Hafiz Mujadid Hafiz Mujadid - 9 months ago 121
Java Question

reading all files from HDFS recursively in spark java api

I 'm using spark to read data of all files from HDFS in a single RDD from a directory and it's sub directories as well. I could not find any efficient method to do that. So I tried to write some customized code as shown below:

public Object fetch(String source,String sink) {

//reading data
boolean isDir=new File(source).isDirectory();
JavaRDD<String> lines;

lines=readFiles(new File(source).listFiles(), null);
lines= sc.textFile(source);

return true;

public static JavaRDD<String> readFiles(File[] files,JavaRDD<String> lines) {
for (File file : files) {
if (file.isDirectory()) {
readFiles(file.listFiles(),lines); // Calls same method again.
else {
JavaRDD<String> r=sc.textFile(file.getPath());
return lines;

but this is not doing my expected job as isDir contains false telling that it's not a directory.
Please can u guide me about what's wrong? and is there some efficient way to do this job?
Thanks alot

Answer Source

As spark can read data based on a Hadoop Job configuration, you can use the FileInputFormat#setInputDirRecursive method.
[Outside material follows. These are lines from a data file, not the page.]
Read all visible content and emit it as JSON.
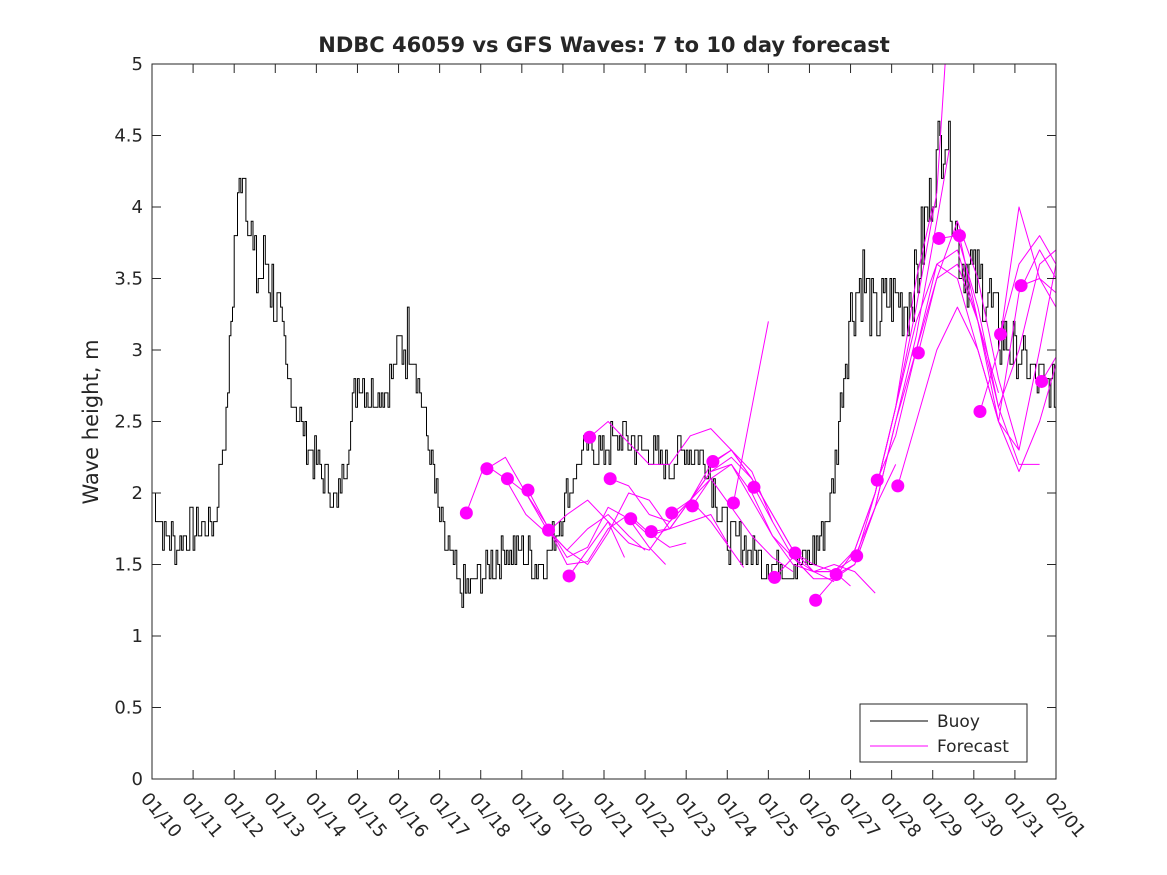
{
  "chart_data": {
    "type": "line",
    "title": "NDBC 46059 vs GFS Waves: 7 to 10 day forecast",
    "xlabel": "",
    "ylabel": "Wave height, m",
    "ylim": [
      0,
      5
    ],
    "yticks": [
      0,
      0.5,
      1,
      1.5,
      2,
      2.5,
      3,
      3.5,
      4,
      4.5,
      5
    ],
    "xticks": [
      "01/10",
      "01/11",
      "01/12",
      "01/13",
      "01/14",
      "01/15",
      "01/16",
      "01/17",
      "01/18",
      "01/19",
      "01/20",
      "01/21",
      "01/22",
      "01/23",
      "01/24",
      "01/25",
      "01/26",
      "01/27",
      "01/28",
      "01/29",
      "01/30",
      "01/31",
      "02/01"
    ],
    "xlim": [
      "01/10",
      "02/01"
    ],
    "grid": false,
    "legend": {
      "position": "bottom-right",
      "entries": [
        "Buoy",
        "Forecast"
      ]
    },
    "colors": {
      "buoy": "#000000",
      "forecast": "#ff00ff"
    },
    "series": [
      {
        "name": "Buoy",
        "x_days_from_01_10": [
          0,
          0.3,
          0.6,
          1,
          1.5,
          1.8,
          2,
          2.2,
          2.5,
          2.8,
          3,
          3.3,
          3.6,
          4,
          4.5,
          5,
          5.3,
          5.7,
          6,
          6.3,
          6.6,
          7,
          7.5,
          8,
          8.5,
          9,
          9.4,
          9.7,
          10,
          10.5,
          11,
          11.5,
          12,
          12.5,
          13,
          13.5,
          14,
          14.5,
          15,
          15.5,
          16,
          16.5,
          17,
          17.3,
          17.6,
          18,
          18.3,
          18.6,
          19,
          19.3,
          19.6,
          20,
          20.3,
          20.6,
          21,
          21.5,
          22
        ],
        "values": [
          2.0,
          1.7,
          1.65,
          1.75,
          1.8,
          2.5,
          3.7,
          4.4,
          3.5,
          3.6,
          3.3,
          2.8,
          2.5,
          2.2,
          1.9,
          2.8,
          2.7,
          2.7,
          3.0,
          3.1,
          2.6,
          1.8,
          1.3,
          1.4,
          1.6,
          1.6,
          1.5,
          1.6,
          1.9,
          2.3,
          2.3,
          2.4,
          2.3,
          2.2,
          2.3,
          2.2,
          1.7,
          1.6,
          1.5,
          1.5,
          1.5,
          1.9,
          3.3,
          3.5,
          3.2,
          3.4,
          3.3,
          3.5,
          4.2,
          4.6,
          3.7,
          3.5,
          3.4,
          3.1,
          3.0,
          2.8,
          2.7
        ]
      }
    ],
    "forecast_points": {
      "x_days_from_01_10": [
        7.65,
        8.15,
        8.65,
        9.15,
        9.65,
        10.15,
        10.65,
        11.15,
        11.65,
        12.15,
        12.65,
        13.15,
        13.65,
        14.15,
        14.65,
        15.15,
        15.65,
        16.15,
        16.65,
        17.15,
        17.65,
        18.15,
        18.65,
        19.15,
        19.65,
        20.15,
        20.65,
        21.15,
        21.65
      ],
      "values": [
        1.86,
        2.17,
        2.1,
        2.02,
        1.74,
        1.42,
        2.39,
        2.1,
        1.82,
        1.73,
        1.86,
        1.91,
        2.22,
        1.93,
        2.04,
        1.41,
        1.58,
        1.25,
        1.43,
        1.56,
        2.09,
        2.05,
        2.98,
        3.78,
        3.8,
        2.57,
        3.11,
        3.45,
        2.78
      ]
    },
    "forecast_tracks": [
      {
        "x": [
          7.65,
          8.1,
          8.6,
          9.1,
          9.6,
          10.1,
          10.6,
          11.1,
          11.5
        ],
        "values": [
          1.86,
          2.2,
          2.1,
          1.85,
          1.72,
          1.85,
          1.95,
          1.8,
          1.55
        ]
      },
      {
        "x": [
          8.15,
          8.6,
          9.1,
          9.6,
          10.1,
          10.6,
          11.1,
          11.6,
          12.0
        ],
        "values": [
          2.17,
          2.25,
          2.0,
          1.75,
          1.6,
          1.75,
          1.85,
          1.7,
          1.6
        ]
      },
      {
        "x": [
          8.65,
          9.1,
          9.6,
          10.1,
          10.6,
          11.1,
          11.6,
          12.1,
          12.5
        ],
        "values": [
          2.1,
          2.0,
          1.78,
          1.55,
          1.62,
          1.9,
          1.82,
          1.62,
          1.5
        ]
      },
      {
        "x": [
          9.15,
          9.6,
          10.1,
          10.6,
          11.1,
          11.6,
          12.1,
          12.6,
          13.0
        ],
        "values": [
          2.02,
          1.78,
          1.5,
          1.52,
          1.75,
          1.85,
          1.72,
          1.62,
          1.65
        ]
      },
      {
        "x": [
          9.65,
          10.1,
          10.6,
          11.1,
          11.6,
          12.1,
          12.6,
          13.1,
          13.6,
          14.0
        ],
        "values": [
          1.74,
          1.6,
          1.5,
          1.72,
          2.0,
          1.95,
          1.75,
          1.8,
          1.85,
          1.65
        ]
      },
      {
        "x": [
          10.15,
          10.6,
          11.1,
          11.6,
          12.1,
          12.6,
          13.1,
          13.6,
          14.1,
          14.4
        ],
        "values": [
          1.42,
          1.6,
          1.8,
          1.65,
          1.6,
          1.8,
          1.95,
          1.8,
          1.6,
          1.48
        ]
      },
      {
        "x": [
          10.65,
          11.1,
          11.6,
          12.1,
          12.6,
          13.1,
          13.6,
          14.1,
          14.6
        ],
        "values": [
          2.39,
          2.5,
          2.35,
          2.2,
          2.2,
          2.4,
          2.45,
          2.3,
          2.1
        ]
      },
      {
        "x": [
          11.15,
          11.6,
          12.1,
          12.6,
          13.1,
          13.6,
          14.1,
          14.6,
          15.1
        ],
        "values": [
          2.1,
          2.05,
          1.85,
          1.8,
          1.95,
          2.2,
          2.3,
          2.15,
          1.8
        ]
      },
      {
        "x": [
          11.65,
          12.1,
          12.6,
          13.1,
          13.6,
          14.1,
          14.6,
          15.1,
          15.6
        ],
        "values": [
          1.82,
          1.7,
          1.75,
          1.95,
          2.1,
          1.9,
          1.7,
          1.55,
          1.45
        ]
      },
      {
        "x": [
          12.15,
          12.6,
          13.1,
          13.6,
          14.1,
          14.6,
          15.1,
          15.6,
          16.1
        ],
        "values": [
          1.73,
          1.75,
          1.95,
          2.15,
          2.2,
          1.95,
          1.7,
          1.55,
          1.4
        ]
      },
      {
        "x": [
          12.65,
          13.1,
          13.6,
          14.1,
          14.6,
          15.1,
          15.6,
          16.1,
          16.6
        ],
        "values": [
          1.86,
          1.95,
          2.15,
          2.25,
          2.1,
          1.85,
          1.6,
          1.45,
          1.38
        ]
      },
      {
        "x": [
          13.15,
          13.6,
          14.1,
          14.6,
          15.1,
          15.6,
          16.1,
          16.6,
          17.0
        ],
        "values": [
          1.91,
          2.1,
          2.2,
          2.0,
          1.7,
          1.5,
          1.45,
          1.45,
          1.35
        ]
      },
      {
        "x": [
          13.65,
          14.1,
          14.6,
          15.1,
          15.6,
          16.1,
          16.6,
          17.1,
          17.6
        ],
        "values": [
          2.22,
          2.3,
          2.1,
          1.85,
          1.6,
          1.45,
          1.5,
          1.45,
          1.3
        ]
      },
      {
        "x": [
          14.15,
          14.4,
          14.6,
          14.8,
          15.0
        ],
        "values": [
          1.93,
          2.3,
          2.6,
          2.9,
          3.2
        ]
      },
      {
        "x": [
          14.65,
          15.1,
          15.6,
          16.1,
          16.6,
          17.1,
          17.6,
          18.1
        ],
        "values": [
          2.04,
          1.8,
          1.55,
          1.4,
          1.4,
          1.5,
          1.9,
          2.2
        ]
      },
      {
        "x": [
          15.15,
          15.6,
          16.1,
          16.6,
          17.1,
          17.6,
          18.1,
          18.6,
          19.0
        ],
        "values": [
          1.41,
          1.55,
          1.45,
          1.45,
          1.6,
          2.0,
          2.6,
          3.5,
          4.0
        ]
      },
      {
        "x": [
          15.65,
          16.1,
          16.6,
          17.1,
          17.6,
          18.1,
          18.6,
          19.1,
          19.4
        ],
        "values": [
          1.58,
          1.5,
          1.45,
          1.55,
          1.9,
          2.5,
          3.1,
          3.9,
          4.4
        ]
      },
      {
        "x": [
          16.15,
          16.6,
          17.1,
          17.6,
          18.1,
          18.6,
          19.1,
          19.3
        ],
        "values": [
          1.25,
          1.4,
          1.6,
          2.0,
          2.6,
          3.3,
          4.1,
          5.0
        ]
      },
      {
        "x": [
          16.65,
          17.1,
          17.6,
          18.1,
          18.6,
          19.1,
          19.6,
          20.1,
          20.6
        ],
        "values": [
          1.43,
          1.5,
          1.9,
          2.5,
          3.0,
          3.6,
          3.7,
          3.2,
          2.7
        ]
      },
      {
        "x": [
          17.15,
          17.6,
          18.1,
          18.6,
          19.1,
          19.6,
          20.1,
          20.6,
          21.1
        ],
        "values": [
          1.56,
          2.0,
          2.6,
          3.2,
          3.6,
          3.5,
          3.0,
          2.5,
          2.3
        ]
      },
      {
        "x": [
          17.65,
          18.1,
          18.6,
          19.1,
          19.6,
          20.1,
          20.6,
          21.1,
          21.6
        ],
        "values": [
          2.09,
          2.4,
          3.0,
          3.5,
          3.6,
          3.2,
          2.6,
          2.2,
          2.2
        ]
      },
      {
        "x": [
          18.15,
          18.6,
          19.1,
          19.6,
          20.1,
          20.6,
          21.1,
          21.6,
          22.0
        ],
        "values": [
          2.05,
          2.5,
          3.0,
          3.3,
          3.0,
          2.5,
          2.15,
          2.5,
          2.9
        ]
      },
      {
        "x": [
          18.65,
          19.1,
          19.6,
          20.1,
          20.6,
          21.1,
          21.6,
          22.0
        ],
        "values": [
          2.98,
          3.5,
          3.9,
          3.5,
          2.8,
          2.3,
          3.0,
          3.6
        ]
      },
      {
        "x": [
          19.15,
          19.6,
          20.1,
          20.6,
          21.1,
          21.6,
          22.0
        ],
        "values": [
          3.78,
          3.8,
          3.3,
          2.6,
          3.0,
          3.6,
          3.7
        ]
      },
      {
        "x": [
          19.65,
          20.1,
          20.6,
          21.1,
          21.6,
          22.0
        ],
        "values": [
          3.8,
          3.2,
          2.5,
          3.4,
          3.7,
          3.5
        ]
      },
      {
        "x": [
          20.15,
          20.6,
          21.1,
          21.6,
          22.0
        ],
        "values": [
          2.57,
          3.0,
          4.0,
          3.5,
          3.3
        ]
      },
      {
        "x": [
          20.65,
          21.1,
          21.6,
          22.0
        ],
        "values": [
          3.11,
          3.6,
          3.8,
          3.6
        ]
      },
      {
        "x": [
          21.15,
          21.6,
          22.0
        ],
        "values": [
          3.45,
          3.5,
          3.4
        ]
      },
      {
        "x": [
          21.65,
          22.0
        ],
        "values": [
          2.78,
          2.95
        ]
      }
    ]
  }
}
JavaSparkContext context = new JavaSparkContext();

Job job;

try {
  job = Job.getInstance();
  FileInputFormat.setInputPaths(job, new Path("/path/to/input/directory));
  FileInputFormat.setInputDirRecursive(job, true);
} catch (IOException e1) {

JavaRDD<Text> sourceData = context.newAPIHadoopRDD(job.getConfiguration(), TextInputFormat.class, LongWritable.class, Text.class)

Obviously you will end up with a Text data type instead of a String.